La Dernière Femme de Jean-Paul Enthovenn
Astrid de Larminat
[09 février 2006] Le Figaro littéraire
Homme de lettres et du monde, l'auteur des «Enfants de Saturne» a composé un panthéon de séductrices.
CERTAINS ÉCRIVAINS ont une muse. Jean-Paul Enthoven, lui, a un «harem mental». Neuf femmes le composent. En séducteur averti, l'auteur a pris soin de ne placer dans ce panthéon rêvé que des dames qui appartiennent au domaine public – Louise Brooks, Louise de Vilmorin, Marie Bonaparte, Françoise Dorléac, Zelda Fitzgerald, Laure, Nancy Cunard, Françoise Sagan – à l'exception d'une seule, la dernière, vivante et anonyme, qui donne son titre à l'ouvrage. Ces neuf-là, comme l'auteur s'en explique en introduction, résument «à elles seules, sur des registres distincts, tout le chaos de joies et de déconvenues qui encombraient (ses) relations avec les créatures bien réelles qui (l)'intriguaient dans la vraie vie».

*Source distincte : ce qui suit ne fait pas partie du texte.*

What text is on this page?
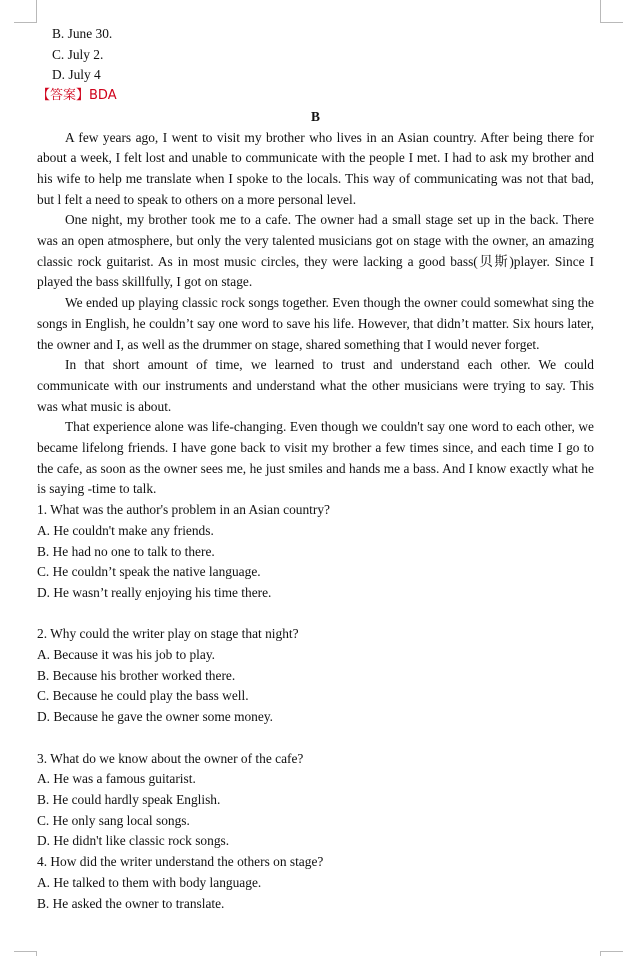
B. June 30.
C. July 2.
D. July 4
【答案】BDA
B
A few years ago, I went to visit my brother who lives in an Asian country. After being there for about a week, I felt lost and unable to communicate with the people I met. I had to ask my brother and his wife to help me translate when I spoke to the locals. This way of communicating was not that bad, but l felt a need to speak to others on a more personal level.
One night, my brother took me to a cafe. The owner had a small stage set up in the back. There was an open atmosphere, but only the very talented musicians got on stage with the owner, an amazing classic rock guitarist. As in most music circles, they were lacking a good bass(贝斯)player. Since I played the bass skillfully, I got on stage.
We ended up playing classic rock songs together. Even though the owner could somewhat sing the songs in English, he couldn’t say one word to save his life. However, that didn’t matter. Six hours later, the owner and I, as well as the drummer on stage, shared something that I would never forget.
In that short amount of time, we learned to trust and understand each other. We could communicate with our instruments and understand what the other musicians were trying to say. This was what music is about.
That experience alone was life-changing. Even though we couldn't say one word to each other, we became lifelong friends. I have gone back to visit my brother a few times since, and each time I go to the cafe, as soon as the owner sees me, he just smiles and hands me a bass. And I know exactly what he is saying -time to talk.
1. What was the author's problem in an Asian country?
A. He couldn't make any friends.
B. He had no one to talk to there.
C. He couldn’t speak the native language.
D. He wasn’t really enjoying his time there.
2. Why could the writer play on stage that night?
A. Because it was his job to play.
B. Because his brother worked there.
C. Because he could play the bass well.
D. Because he gave the owner some money.
3. What do we know about the owner of the cafe?
A. He was a famous guitarist.
B. He could hardly speak English.
C. He only sang local songs.
D. He didn't like classic rock songs.
4. How did the writer understand the others on stage?
A. He talked to them with body language.
B. He asked the owner to translate.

Pour aller vite, on pourrait comparer sa démarche à ces enquêtes dont les magazines féminins sont friands et qui dressent une nomenclature des différents caractères de femme. Les lectrices pourront jouer à «qui est qui». Quant au lecteur mâle, Enthoven lui offre un précieux vade-mecum des relations avec l'autre sexe.
A cet exercice-là, Enthoven, homme de lettres et du monde, révèle une perspicacité et un style qui le rapprochent des moralistes français. Il décèle les véritables ressorts de l'action : «La plupart des êtres qui s'allongent sur un divan y guettent moins leur guérison, ou quelque autre bénéfice secondaire, que la preuve qu'ils n'étaient presque pour rien dans le mal qu'ils ont fait ou subi.» Il croque sur le vif, avec acuité et cruauté : «A Venise, Nancy Cunard décide d'assumer son allure d'oiseau. Un visage pointu. Des cheveux presque jaunes. Une conversation parsemée de coups de bec. Des gestes en saccades. Des trilles. Une façon bien à elle de picorer les humains comme autant de miettes.» Les écrivains qui n'ont pas de voix intérieure et cherchent à se connaître dans le regard des autres sont des observateurs hors pair.
Au-delà de leur différence, toutes ces femmes ont un air de famille. Avec Les Enfants de Saturne, la dizaine d'écrivains dont Enthoven avait fait une galerie de portraits dans le livre du même nom, elles forment la fraternité élective de l'auteur. Artistes dans l'âme, elles ont été «soucieuses d'incendier leur vie et d'en faire une oeuvre mémorable». Car pour plaire à ces messieurs, il faut, mesdames, prendre soin de votre tournure d'esprit et de corps ; en aucun cas être un écrivain majeur, une sainte ou une héroïne. Il n'y a que la forme qui compte. «J'avais toujours jugé les femmes, et même le reste de l'humanité, à la noblesse ou à l'ignominie des mains», conclut Enthoven dont la seule morale est une esthétique. «Sagan n'était pas certaine d'avoir de grandes choses à déclarer mais de cette insécurité elle tira une oeuvre», écrit-il. Retournons-lui le compliment. Du sentiment de sa vacuité et du «parfum fugitif» qui émane des femmes qui savent leur temps compté, il tire une oeuvre qui a la «tristesse légère» d'un Watteau.